C’est ici « l’action de grâces prononcée par le Seigneur lui-même, après la première messe et la première communion… Les apôtres viennent de se partager la coupe du précieux sang. La vie du Seigneur est entrée en leurs âmes. C’est moi, dit le Sauveur, qui suis la vigne, la vraie vigne » (2) .
Outre le fait que Jean ne mentionne pas la cène dans son évangile, le fait d’établir un tel rapport entre le mashal de la vigne et l’eucharistie ne répond pas à l’intention générale de Jean dans son évangile, qui est de montrer que Jésus accomplit l’espérance d’Israël : il est l’incarnation du Dieu plein de grâce et de vérité qui s’est révélé à Moïse au Sinaï, au creux du rocher (1,1-17) ; il est le vrai Temple (2,13-22) et accomplit les fêtes d’Israël (5-11) ; il est la vraie manne venant du ciel (6,1-71), le rocher duquel l’eau a jailli (7,37-39) et la lumière du monde qui a accompagné le peuple durant l’exode (8,12), et ici, Jésus déclare qu’il est le vrai plant de vigne, c’est-à-dire le vrai Israël.
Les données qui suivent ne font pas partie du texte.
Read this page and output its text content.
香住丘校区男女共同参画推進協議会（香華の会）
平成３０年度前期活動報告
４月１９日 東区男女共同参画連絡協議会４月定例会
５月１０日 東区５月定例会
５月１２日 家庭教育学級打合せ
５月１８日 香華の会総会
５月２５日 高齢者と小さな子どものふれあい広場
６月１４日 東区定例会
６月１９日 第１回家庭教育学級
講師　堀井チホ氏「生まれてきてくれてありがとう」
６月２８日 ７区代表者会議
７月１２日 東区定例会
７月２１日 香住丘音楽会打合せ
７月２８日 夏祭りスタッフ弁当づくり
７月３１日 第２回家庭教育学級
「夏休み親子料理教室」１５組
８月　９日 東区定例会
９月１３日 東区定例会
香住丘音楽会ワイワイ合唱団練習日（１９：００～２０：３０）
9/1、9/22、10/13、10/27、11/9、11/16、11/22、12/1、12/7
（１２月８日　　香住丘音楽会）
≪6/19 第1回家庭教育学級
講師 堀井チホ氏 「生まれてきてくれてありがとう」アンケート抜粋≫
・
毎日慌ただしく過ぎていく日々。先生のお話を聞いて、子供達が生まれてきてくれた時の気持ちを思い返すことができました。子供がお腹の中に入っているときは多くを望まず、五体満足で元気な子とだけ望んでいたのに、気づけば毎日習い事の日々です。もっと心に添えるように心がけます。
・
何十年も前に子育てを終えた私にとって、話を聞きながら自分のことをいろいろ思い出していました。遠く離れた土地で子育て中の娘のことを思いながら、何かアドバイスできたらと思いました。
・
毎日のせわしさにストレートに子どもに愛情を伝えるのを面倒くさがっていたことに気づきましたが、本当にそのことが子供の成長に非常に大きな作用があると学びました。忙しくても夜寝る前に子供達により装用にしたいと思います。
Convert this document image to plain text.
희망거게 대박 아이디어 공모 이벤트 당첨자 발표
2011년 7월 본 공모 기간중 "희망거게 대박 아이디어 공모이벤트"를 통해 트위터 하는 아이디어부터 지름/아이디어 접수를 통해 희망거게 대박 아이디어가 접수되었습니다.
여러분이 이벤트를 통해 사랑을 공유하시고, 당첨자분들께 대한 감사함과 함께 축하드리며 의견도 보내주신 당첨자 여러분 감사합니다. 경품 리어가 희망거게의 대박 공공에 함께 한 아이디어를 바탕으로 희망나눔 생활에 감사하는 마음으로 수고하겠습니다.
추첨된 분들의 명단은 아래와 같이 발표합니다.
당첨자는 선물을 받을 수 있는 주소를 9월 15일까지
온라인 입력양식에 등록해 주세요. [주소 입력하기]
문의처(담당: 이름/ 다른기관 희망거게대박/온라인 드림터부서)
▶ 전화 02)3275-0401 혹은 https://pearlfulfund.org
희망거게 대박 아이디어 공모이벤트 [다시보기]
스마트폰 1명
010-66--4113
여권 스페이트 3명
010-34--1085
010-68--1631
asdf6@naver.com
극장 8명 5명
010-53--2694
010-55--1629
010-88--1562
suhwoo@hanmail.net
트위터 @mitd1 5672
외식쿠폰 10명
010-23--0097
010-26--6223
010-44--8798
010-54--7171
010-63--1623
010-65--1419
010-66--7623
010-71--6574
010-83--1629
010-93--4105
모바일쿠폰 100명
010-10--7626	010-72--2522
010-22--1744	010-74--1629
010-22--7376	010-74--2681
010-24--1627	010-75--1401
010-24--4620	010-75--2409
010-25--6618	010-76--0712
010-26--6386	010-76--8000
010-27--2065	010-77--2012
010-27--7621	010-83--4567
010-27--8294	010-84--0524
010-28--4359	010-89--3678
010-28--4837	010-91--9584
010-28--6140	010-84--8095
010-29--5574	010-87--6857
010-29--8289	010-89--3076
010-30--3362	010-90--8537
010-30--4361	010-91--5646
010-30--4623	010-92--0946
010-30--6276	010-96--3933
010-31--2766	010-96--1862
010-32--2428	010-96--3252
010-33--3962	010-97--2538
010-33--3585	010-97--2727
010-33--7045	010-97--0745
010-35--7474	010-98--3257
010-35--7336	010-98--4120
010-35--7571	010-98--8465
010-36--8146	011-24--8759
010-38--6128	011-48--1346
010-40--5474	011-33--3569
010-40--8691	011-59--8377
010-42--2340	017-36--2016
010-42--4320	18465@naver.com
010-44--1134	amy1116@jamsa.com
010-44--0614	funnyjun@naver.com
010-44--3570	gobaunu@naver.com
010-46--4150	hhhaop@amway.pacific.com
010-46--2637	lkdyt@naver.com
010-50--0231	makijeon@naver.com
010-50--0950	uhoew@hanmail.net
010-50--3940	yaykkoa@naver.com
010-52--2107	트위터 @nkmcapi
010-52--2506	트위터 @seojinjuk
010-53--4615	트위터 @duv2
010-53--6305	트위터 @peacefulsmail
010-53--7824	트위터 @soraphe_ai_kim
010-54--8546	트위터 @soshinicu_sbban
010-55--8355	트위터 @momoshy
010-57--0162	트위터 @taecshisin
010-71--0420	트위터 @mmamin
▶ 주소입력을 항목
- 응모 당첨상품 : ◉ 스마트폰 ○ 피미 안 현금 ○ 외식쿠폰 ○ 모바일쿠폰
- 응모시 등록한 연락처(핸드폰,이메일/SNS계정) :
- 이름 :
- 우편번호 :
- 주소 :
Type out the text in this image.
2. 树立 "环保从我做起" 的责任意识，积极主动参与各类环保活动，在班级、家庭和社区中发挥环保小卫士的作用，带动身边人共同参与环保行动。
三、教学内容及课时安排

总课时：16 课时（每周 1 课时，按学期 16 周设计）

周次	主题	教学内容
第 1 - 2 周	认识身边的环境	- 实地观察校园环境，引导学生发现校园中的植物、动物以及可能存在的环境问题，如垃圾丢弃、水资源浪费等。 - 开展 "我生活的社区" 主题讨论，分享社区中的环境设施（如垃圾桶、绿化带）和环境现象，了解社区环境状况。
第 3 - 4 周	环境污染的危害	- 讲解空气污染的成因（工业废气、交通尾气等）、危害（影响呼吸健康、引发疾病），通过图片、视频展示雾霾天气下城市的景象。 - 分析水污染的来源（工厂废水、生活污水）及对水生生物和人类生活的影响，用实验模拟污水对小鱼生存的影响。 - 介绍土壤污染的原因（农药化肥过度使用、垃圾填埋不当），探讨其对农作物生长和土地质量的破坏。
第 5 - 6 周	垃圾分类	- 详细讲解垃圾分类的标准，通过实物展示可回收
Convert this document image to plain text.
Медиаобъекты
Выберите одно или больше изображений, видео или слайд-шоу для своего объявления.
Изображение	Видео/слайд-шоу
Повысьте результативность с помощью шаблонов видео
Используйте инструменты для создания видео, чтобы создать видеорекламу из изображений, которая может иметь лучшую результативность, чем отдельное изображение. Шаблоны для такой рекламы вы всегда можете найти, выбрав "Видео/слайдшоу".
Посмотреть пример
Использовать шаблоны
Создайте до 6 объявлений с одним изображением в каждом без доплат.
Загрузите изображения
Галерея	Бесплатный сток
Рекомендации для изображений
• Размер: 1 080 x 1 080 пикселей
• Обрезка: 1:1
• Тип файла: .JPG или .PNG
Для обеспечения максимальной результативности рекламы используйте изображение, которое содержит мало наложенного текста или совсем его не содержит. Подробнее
Un mashal sur le vrai Israël
Behler lui-même relève que Jésus a recourt à l’image de la vigne, car celle-ci sert de symbole du peuple d’Israël dans plusieurs textes de l’Ancien Testament (3) . Tous les commentateurs le soulignent. En se désignant comme étant « le vrai plant de vigne », Jésus se substitue à Israël tout en accomplissant ce qu’Israël représente. Notre mashal n’est donc pas un simple mashal sur la vie chrétienne : il nous parle du nouvel Israël, du peuple que Jésus crée en lui ; les sarments, qui demeurent en lui, en sont les membres, et en produisant du fruit en abondance, ils seront de véritables disciples pour Jésus (v. 8, γeνησθε eμοi μαθηταi, « vous serez des disciples pour moi »). C’est en tant que peuple attaché à Jésus, le vrai Israël, que ces « disciples » sont appelés à vivre l’engagement pour le Christ dont parle l’interprétation du mashal sur la vie chrétienne, dont j’ai dressé les grandes lignes un peu plus tôt.
...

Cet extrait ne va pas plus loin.